Ricordi, considerazioni, suggestioni. L'autore regala pillole a volte ironiche a volte malinconiche (a volte entrambe) su particolari della vita di ognuno di noi, raccontando la fatica del cambiamento, del crescere e del veder crescere che, seppur in modi diversi, tutti ci troviamo ad affrontare. La scrittura è più che piacevole, arrivando a giustificare la prevedibilità del messaggio che il tema stesso dell'opera non può, in effetti, non contenere. È un ottimo regalo, leggero, sereno e scansonato, per chi si trovi ad affrontare un passaggio della vita.
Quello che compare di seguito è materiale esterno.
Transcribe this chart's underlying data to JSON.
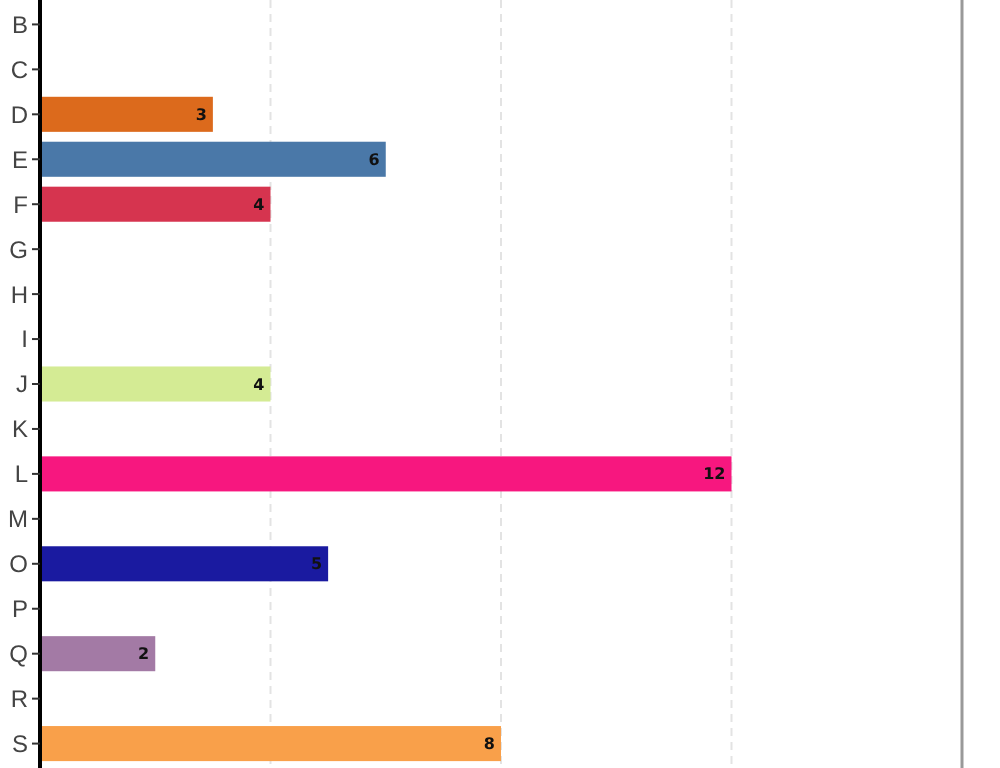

Invito a leggere altro dell'autore, consiglio "Accendimi".
Ci sono dei momenti, nella vita, in cui si ha un disperato bisogno di leggere qualcosa che, nei limiti del possibile, ti strappi almeno un sorriso. Dopo aver perso uno dei miei 3 adorati gatti, mi sono buttata in questo libretto di Marco Presta(una delle voci dello storico programma radiofonico "il ruggito del coniglio"), e devo dire che, con le sue storielle di poche/pochissime pagine l'una, è riuscito nel compito di svagarmi un po'. Letteratura memorabile forse no, ma sicuramente utile in momenti di tristezza e scarsa concentrazione.
Presta è pazzesco, il libro è molto simpatico ma non mi ha entusiasmato. Ho dato 3 stelle perchè alcune storie mi sono piaciute in modo particolare (quella degli scontrini, margherita...perché?, e quella dei ricordi nella soffitta della mente)
Mini racconti che si fanno leggere con piacere. In molti ci si ritrova e rivedersi nella descrizione ironica di Marco Presta fa sorridere. Sorridere fa bene. Quindi questo libro fa bene.